5. When you enter into law school there is a perception that you need to do moots and win moot competitions so that you can be a good lawyer in the future. Is it true? What would you tell the students regarding this, especially to students who haven’t or don’t want to participate in moots?

Nikhil Naren- ” Mooting is an important learning and skill-developing exercise that prepares you for the profession [especially if you want to pursue litigation]. However, it is not a set benchmark for becoming a good lawyer. I encourage the learners of law to become a part of their law school’s mooting contingent for at least a year. A moot court competition improves your researching and drafting skills, teamwork skills, oratory skills, presentation skills and tests your perseverance. It wouldn’t be incorrect to say that while working on a moot problem one gets a golden opportunity to lay their hands-on learning new laws even before being taught.

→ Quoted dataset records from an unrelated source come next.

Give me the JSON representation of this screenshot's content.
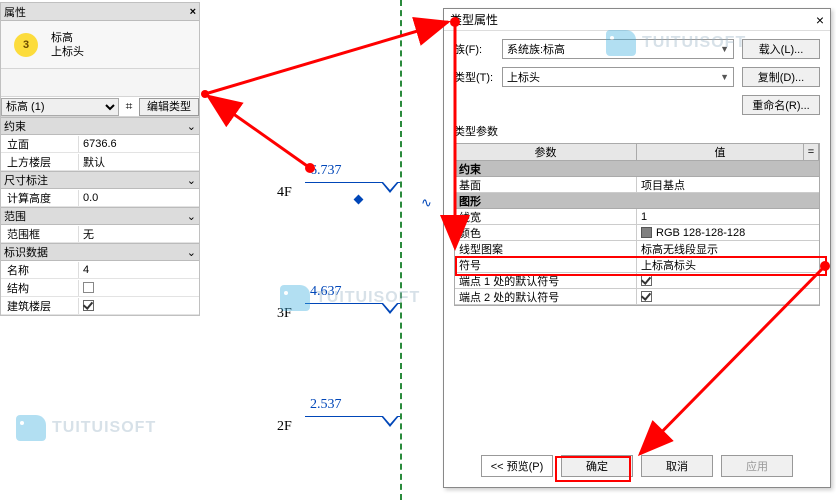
{
  "panel": {
    "title": "属性",
    "thumb_badge": "3",
    "thumb_line1": "标高",
    "thumb_line2": "上标头",
    "filter_selected": "标高 (1)",
    "edit_type_btn": "编辑类型",
    "sections": {
      "constraint": "约束",
      "dimension": "尺寸标注",
      "extent": "范围",
      "identity": "标识数据"
    },
    "rows": {
      "elevation_k": "立面",
      "elevation_v": "6736.6",
      "upper_k": "上方楼层",
      "upper_v": "默认",
      "calcht_k": "计算高度",
      "calcht_v": "0.0",
      "scope_k": "范围框",
      "scope_v": "无",
      "name_k": "名称",
      "name_v": "4",
      "struct_k": "结构",
      "bldg_k": "建筑楼层"
    }
  },
  "canvas": {
    "f4_label": "4F",
    "f4_val": "6.737",
    "f3_label": "3F",
    "f3_val": "4.637",
    "f2_label": "2F",
    "f2_val": "2.537"
  },
  "dialog": {
    "title": "类型属性",
    "family_label": "族(F):",
    "family_value": "系统族:标高",
    "type_label": "类型(T):",
    "type_value": "上标头",
    "btn_load": "载入(L)...",
    "btn_copy": "复制(D)...",
    "btn_rename": "重命名(R)...",
    "type_params_label": "类型参数",
    "grid_header_param": "参数",
    "grid_header_value": "值",
    "sec_constraint": "约束",
    "row_base_k": "基面",
    "row_base_v": "项目基点",
    "sec_graphic": "图形",
    "row_lw_k": "线宽",
    "row_lw_v": "1",
    "row_color_k": "颜色",
    "row_color_v": "RGB 128-128-128",
    "row_pattern_k": "线型图案",
    "row_pattern_v": "标高无线段显示",
    "row_symbol_k": "符号",
    "row_symbol_v": "上标高标头",
    "row_end1_k": "端点 1 处的默认符号",
    "row_end2_k": "端点 2 处的默认符号",
    "btn_preview": "<< 预览(P)",
    "btn_ok": "确定",
    "btn_cancel": "取消",
    "btn_apply": "应用"
  },
  "watermark": "TUITUISOFT",
  "chart_data": {
    "type": "table",
    "title": "类型属性 — 类型参数",
    "columns": [
      "参数",
      "值"
    ],
    "rows": [
      [
        "基面",
        "项目基点"
      ],
      [
        "线宽",
        "1"
      ],
      [
        "颜色",
        "RGB 128-128-128"
      ],
      [
        "线型图案",
        "标高无线段显示"
      ],
      [
        "符号",
        "上标高标头"
      ],
      [
        "端点 1 处的默认符号",
        true
      ],
      [
        "端点 2 处的默认符号",
        true
      ]
    ]
  }
}
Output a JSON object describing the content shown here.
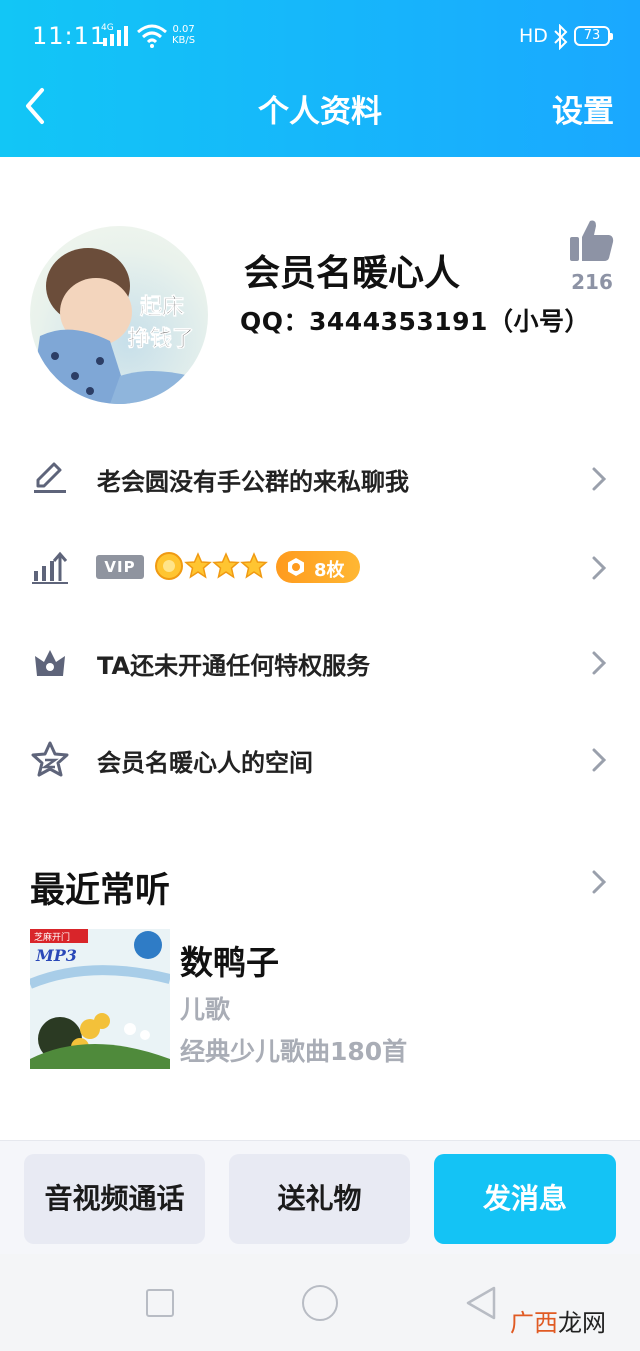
{
  "status_bar": {
    "time": "11:11",
    "network": "4G",
    "speed_value": "0.07",
    "speed_unit": "KB/S",
    "hd": "HD",
    "battery": "73"
  },
  "header": {
    "title": "个人资料",
    "settings_label": "设置",
    "background_color": "#1aa8ff"
  },
  "profile": {
    "nickname": "会员名暖心人",
    "qq_line": "QQ：3444353191（小号）",
    "avatar_text": "起床\n挣钱了",
    "like_count": "216"
  },
  "rows": [
    {
      "icon": "pencil-icon",
      "text": "老会圆没有手公群的来私聊我"
    },
    {
      "icon": "level-chart-icon",
      "vip_label": "VIP",
      "stars": 3,
      "coin_label": "8枚"
    },
    {
      "icon": "privilege-crown-icon",
      "text": "TA还未开通任何特权服务"
    },
    {
      "icon": "qzone-star-icon",
      "text": "会员名暖心人的空间"
    }
  ],
  "recent": {
    "title": "最近常听",
    "song": {
      "title": "数鸭子",
      "artist": "儿歌",
      "album": "经典少儿歌曲180首",
      "cover_badge": "芝麻开门",
      "cover_mp3": "MP3"
    }
  },
  "actions": {
    "call_label": "音视频通话",
    "gift_label": "送礼物",
    "message_label": "发消息",
    "accent_color": "#14c3f5"
  },
  "watermark": {
    "part1": "广西",
    "part2": "龙网"
  }
}
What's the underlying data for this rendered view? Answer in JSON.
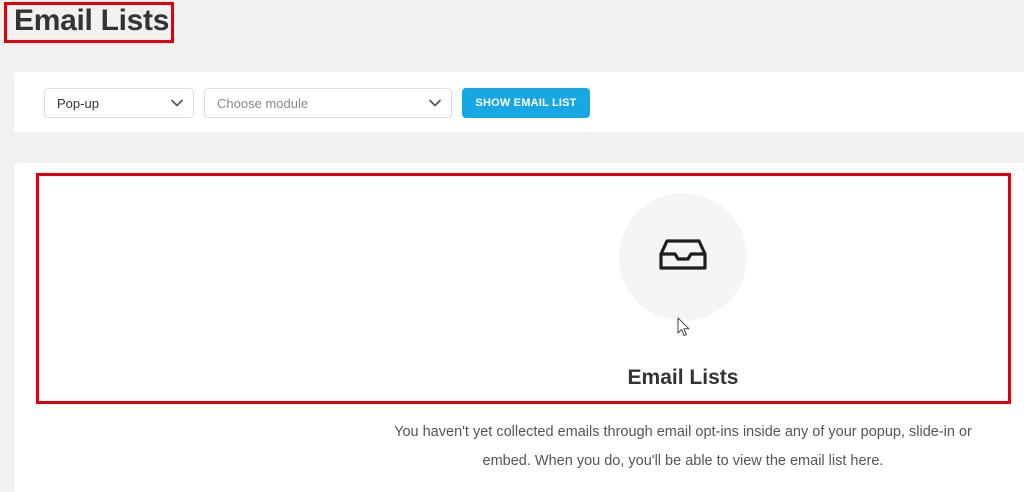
{
  "page": {
    "title": "Email Lists"
  },
  "filters": {
    "module_type": {
      "selected": "Pop-up",
      "icon": "chevron-down-icon"
    },
    "module": {
      "placeholder": "Choose module",
      "icon": "chevron-down-icon"
    },
    "show_button_label": "SHOW EMAIL LIST"
  },
  "empty_state": {
    "icon": "inbox-icon",
    "title": "Email Lists",
    "description": "You haven't yet collected emails through email opt-ins inside any of your popup, slide-in or embed. When you do, you'll be able to view the email list here."
  },
  "colors": {
    "accent": "#17a8e3",
    "highlight": "#e3000b",
    "background": "#f1f1f1",
    "card": "#ffffff"
  }
}
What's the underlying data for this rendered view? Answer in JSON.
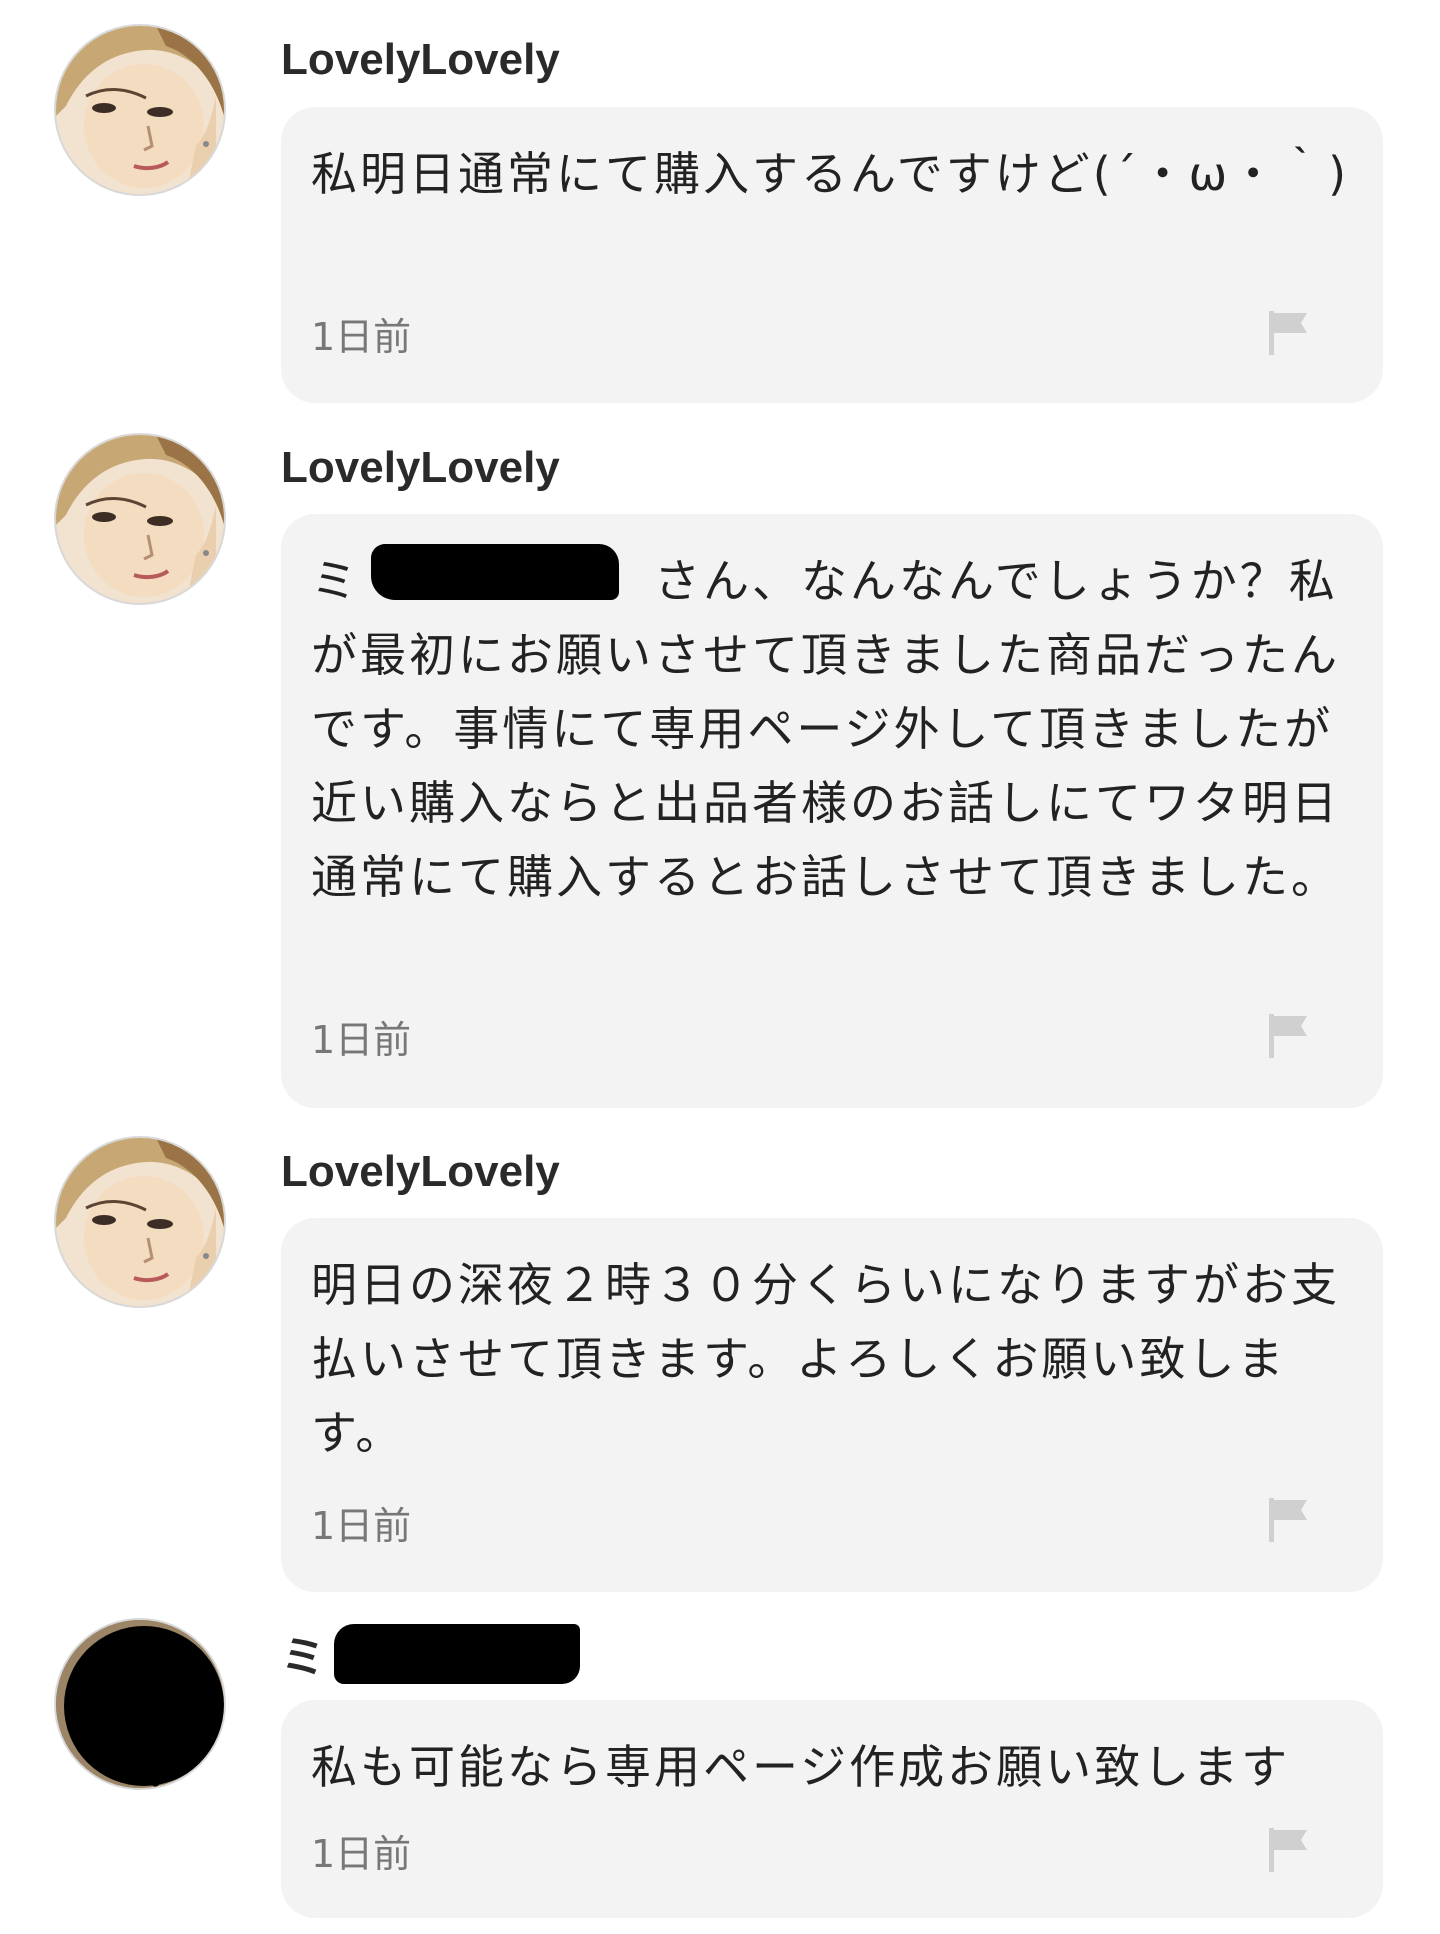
{
  "comments": [
    {
      "username": "LovelyLovely",
      "body": "私明日通常にて購入するんですけど(´・ω・｀)",
      "time": "1日前"
    },
    {
      "username": "LovelyLovely",
      "body": "ミ　　　　　　さん、なんなんでしょうか？私が最初にお願いさせて頂きました商品だったんです。事情にて専用ページ外して頂きましたが近い購入ならと出品者様のお話しにてワタ明日通常にて購入するとお話しさせて頂きました。",
      "time": "1日前"
    },
    {
      "username": "LovelyLovely",
      "body": "明日の深夜２時３０分くらいになりますがお支払いさせて頂きます。よろしくお願い致します。",
      "time": "1日前"
    },
    {
      "username": "ミ",
      "body": "私も可能なら専用ページ作成お願い致します",
      "time": "1日前"
    }
  ],
  "icons": {
    "avatar": "user-avatar-photo",
    "report": "flag-icon"
  },
  "colors": {
    "bubble": "#f3f3f3",
    "timestamp": "#777777",
    "flag": "#d0d0d0",
    "redaction": "#000000"
  }
}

For students who are not interested in mooting, I strongly urge you to take it up for a year. If one is not interested still, I strongly advise them to go for good publications, but that too would not necessarily guarantee in making them a good lawyer.”

6.Students nowadays are very confused regarding the area of law they should choose. Even if they know their area of interest, they are getting confused on which one to choose because nowadays there is immense competition in the market and due to the rise of technology it creates uncertainty about the future of certain jobs. What would you say to the students?

Nikhil Naren- ” Competition shouldn’t ever make you quit on your area of interest rather it should become an enabling factor to become the best version of yourself in that particular area of practice. That’s just two different perceptions of looking at it. We have witnessed our lives turning upside down due to the pandemic, which in itself was so uncertain. You can’t stop the waves, but you can always learn to surf, isn’t it?”

7. What according to you is the most important life/career lesson you learned which every law student should know?

Nikhil Naren- ” Keep learning every day and be a better version of yourself. Evaluate before you decide or make an opinion about something. Be the Shepheard, not the sheep. Impressing others shouldn’t be your motivation. Lastly, keep your excuses at bay.”